Luna will be powered by AWS allowing gamers to stream and play games in real-time directly from the cloud on PC, Mac, Fire TV, iPhone, iPad, and Android devices (coming later).
The service is invite-only at this point of time.
Amazon’s long-rumoured game streaming service is real after all. At its annual fall hardware event last night, Amazon announced Luna, its answer to Google Stadia and Microsoft xCloud. As expected, Luna will be powered by Amazon Web Services (AWS) allowing gamers to stream and play games in real-time directly from the cloud on PC, Mac, Fire TV, iPhone, iPad, and Android devices (coming later). The service is invite-only at this point of time, which in simple terms means that it is still in beta, and it is only available in the US at an introductory price of $5.99 a month.
In the early access phase, $5.99 a month will get you full access to Luna Plus with over 100 games including some big-ticket titles like Control and Resident Evil 7 playable across two devices simultaneously at up to 1080p 60fps. 4K streaming will be available on select titles soon. Amazon is also partnering with Ubisoft to bring the latter’s upcoming games like Assassin’s Creed Valhalla and Far Cry 6 to Luna on the same day as their global release.

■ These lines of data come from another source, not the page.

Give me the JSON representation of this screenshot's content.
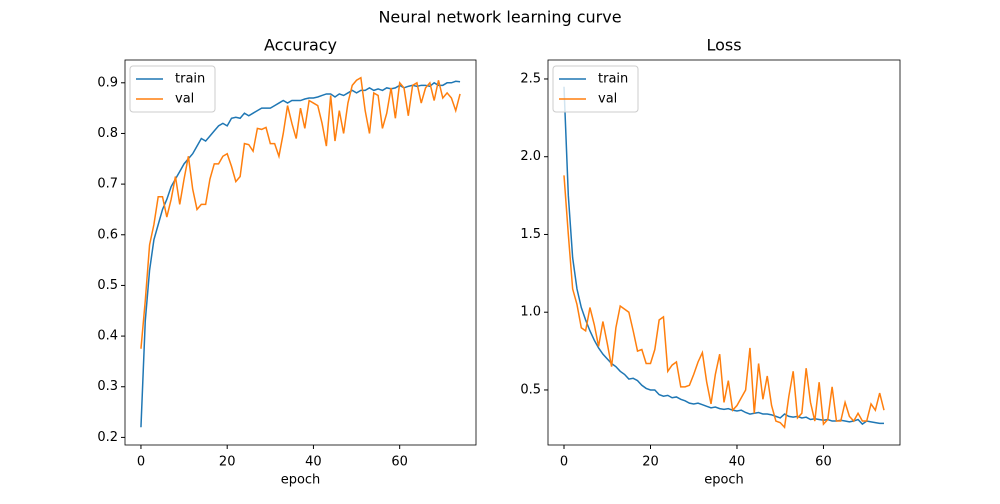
{
  "title": "Neural network learning curve",
  "chart_data": [
    {
      "type": "line",
      "title": "Accuracy",
      "xlabel": "epoch",
      "x": [
        0,
        1,
        2,
        3,
        4,
        5,
        6,
        7,
        8,
        9,
        10,
        11,
        12,
        13,
        14,
        15,
        16,
        17,
        18,
        19,
        20,
        21,
        22,
        23,
        24,
        25,
        26,
        27,
        28,
        29,
        30,
        31,
        32,
        33,
        34,
        35,
        36,
        37,
        38,
        39,
        40,
        41,
        42,
        43,
        44,
        45,
        46,
        47,
        48,
        49,
        50,
        51,
        52,
        53,
        54,
        55,
        56,
        57,
        58,
        59,
        60,
        61,
        62,
        63,
        64,
        65,
        66,
        67,
        68,
        69,
        70,
        71,
        72,
        73,
        74
      ],
      "series": [
        {
          "name": "train",
          "color": "#1f77b4",
          "values": [
            0.22,
            0.43,
            0.53,
            0.59,
            0.62,
            0.65,
            0.67,
            0.695,
            0.71,
            0.725,
            0.74,
            0.75,
            0.76,
            0.775,
            0.79,
            0.785,
            0.795,
            0.805,
            0.815,
            0.82,
            0.815,
            0.83,
            0.832,
            0.83,
            0.84,
            0.835,
            0.84,
            0.845,
            0.85,
            0.85,
            0.85,
            0.855,
            0.86,
            0.865,
            0.86,
            0.865,
            0.865,
            0.865,
            0.868,
            0.87,
            0.87,
            0.872,
            0.875,
            0.878,
            0.878,
            0.872,
            0.878,
            0.875,
            0.88,
            0.885,
            0.88,
            0.885,
            0.885,
            0.89,
            0.885,
            0.888,
            0.885,
            0.89,
            0.888,
            0.89,
            0.895,
            0.89,
            0.893,
            0.895,
            0.893,
            0.895,
            0.895,
            0.893,
            0.9,
            0.895,
            0.895,
            0.9,
            0.9,
            0.903,
            0.902
          ]
        },
        {
          "name": "val",
          "color": "#ff7f0e",
          "values": [
            0.375,
            0.47,
            0.58,
            0.62,
            0.675,
            0.675,
            0.635,
            0.67,
            0.715,
            0.66,
            0.71,
            0.755,
            0.69,
            0.65,
            0.66,
            0.66,
            0.71,
            0.74,
            0.74,
            0.755,
            0.76,
            0.735,
            0.705,
            0.715,
            0.78,
            0.778,
            0.765,
            0.81,
            0.808,
            0.812,
            0.78,
            0.78,
            0.755,
            0.8,
            0.855,
            0.82,
            0.79,
            0.85,
            0.81,
            0.865,
            0.86,
            0.855,
            0.82,
            0.775,
            0.875,
            0.785,
            0.845,
            0.8,
            0.86,
            0.895,
            0.905,
            0.91,
            0.845,
            0.8,
            0.88,
            0.875,
            0.81,
            0.84,
            0.89,
            0.83,
            0.9,
            0.89,
            0.835,
            0.895,
            0.9,
            0.86,
            0.89,
            0.9,
            0.865,
            0.905,
            0.87,
            0.88,
            0.87,
            0.845,
            0.878
          ]
        }
      ],
      "xlim": [
        -3.7,
        77.7
      ],
      "xticks": [
        0,
        20,
        40,
        60
      ],
      "ylim": [
        0.185,
        0.945
      ],
      "yticks": [
        0.2,
        0.3,
        0.4,
        0.5,
        0.6,
        0.7,
        0.8,
        0.9
      ],
      "legend": "upper left"
    },
    {
      "type": "line",
      "title": "Loss",
      "xlabel": "epoch",
      "x": [
        0,
        1,
        2,
        3,
        4,
        5,
        6,
        7,
        8,
        9,
        10,
        11,
        12,
        13,
        14,
        15,
        16,
        17,
        18,
        19,
        20,
        21,
        22,
        23,
        24,
        25,
        26,
        27,
        28,
        29,
        30,
        31,
        32,
        33,
        34,
        35,
        36,
        37,
        38,
        39,
        40,
        41,
        42,
        43,
        44,
        45,
        46,
        47,
        48,
        49,
        50,
        51,
        52,
        53,
        54,
        55,
        56,
        57,
        58,
        59,
        60,
        61,
        62,
        63,
        64,
        65,
        66,
        67,
        68,
        69,
        70,
        71,
        72,
        73,
        74
      ],
      "series": [
        {
          "name": "train",
          "color": "#1f77b4",
          "values": [
            2.45,
            1.75,
            1.35,
            1.15,
            1.03,
            0.95,
            0.88,
            0.82,
            0.77,
            0.73,
            0.7,
            0.67,
            0.65,
            0.62,
            0.6,
            0.57,
            0.575,
            0.56,
            0.53,
            0.51,
            0.5,
            0.5,
            0.47,
            0.46,
            0.465,
            0.45,
            0.455,
            0.44,
            0.43,
            0.415,
            0.41,
            0.415,
            0.405,
            0.395,
            0.385,
            0.39,
            0.38,
            0.375,
            0.38,
            0.37,
            0.365,
            0.37,
            0.355,
            0.345,
            0.35,
            0.355,
            0.345,
            0.345,
            0.34,
            0.33,
            0.32,
            0.345,
            0.33,
            0.325,
            0.33,
            0.32,
            0.325,
            0.31,
            0.315,
            0.31,
            0.305,
            0.31,
            0.3,
            0.3,
            0.305,
            0.3,
            0.295,
            0.3,
            0.31,
            0.28,
            0.3,
            0.295,
            0.29,
            0.285,
            0.285
          ]
        },
        {
          "name": "val",
          "color": "#ff7f0e",
          "values": [
            1.88,
            1.5,
            1.15,
            1.05,
            0.9,
            0.88,
            1.03,
            0.92,
            0.78,
            0.94,
            0.8,
            0.65,
            0.9,
            1.04,
            1.02,
            1.0,
            0.88,
            0.75,
            0.76,
            0.67,
            0.67,
            0.76,
            0.95,
            0.97,
            0.62,
            0.66,
            0.68,
            0.52,
            0.52,
            0.53,
            0.6,
            0.68,
            0.74,
            0.55,
            0.41,
            0.6,
            0.73,
            0.42,
            0.56,
            0.37,
            0.4,
            0.45,
            0.5,
            0.77,
            0.35,
            0.67,
            0.44,
            0.59,
            0.4,
            0.3,
            0.29,
            0.26,
            0.46,
            0.62,
            0.32,
            0.35,
            0.64,
            0.42,
            0.3,
            0.55,
            0.28,
            0.31,
            0.52,
            0.3,
            0.3,
            0.42,
            0.33,
            0.3,
            0.35,
            0.3,
            0.3,
            0.41,
            0.37,
            0.48,
            0.37
          ]
        }
      ],
      "xlim": [
        -3.7,
        77.7
      ],
      "xticks": [
        0,
        20,
        40,
        60
      ],
      "ylim": [
        0.146,
        2.622
      ],
      "yticks": [
        0.5,
        {
          "value": 1,
          "label": "1.0"
        },
        1.5,
        {
          "value": 2,
          "label": "2.0"
        },
        2.5
      ],
      "legend": "upper left"
    }
  ]
}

The whole point of game streaming is that you don’t need powerful machines at home (and elsewhere) to be able to play high-end games. Amazon says Luna will be compatible with the Xbox One controller, DualShock 4 controller, even mouse and keyboard. As is usually the case with such game streaming services, Amazon is also announcing its own Alexa-powered controller designed for Luna. The Luna Controller will cost an additional $49.99 and is not part of early access.
An important requirement to stream games is fast and stable internet. The minimum recommended internet connection speed for Luna is 10Mbps. This is 35Mbps in case of 4K games.
With Amazon’s foray, you can say the game streaming service space is now starting to heat, even crowd up. Though just because Google, Microsoft and now Amazon have started fighting it out for user share, it doesn’t necessarily mean game streaming has arrived. Far from it. There’s still some time before it goes mainstream and more widely available, but if you happen to be a gamer, 2020 is surely turning out to be an eventful year for you, what with so many options to choose from.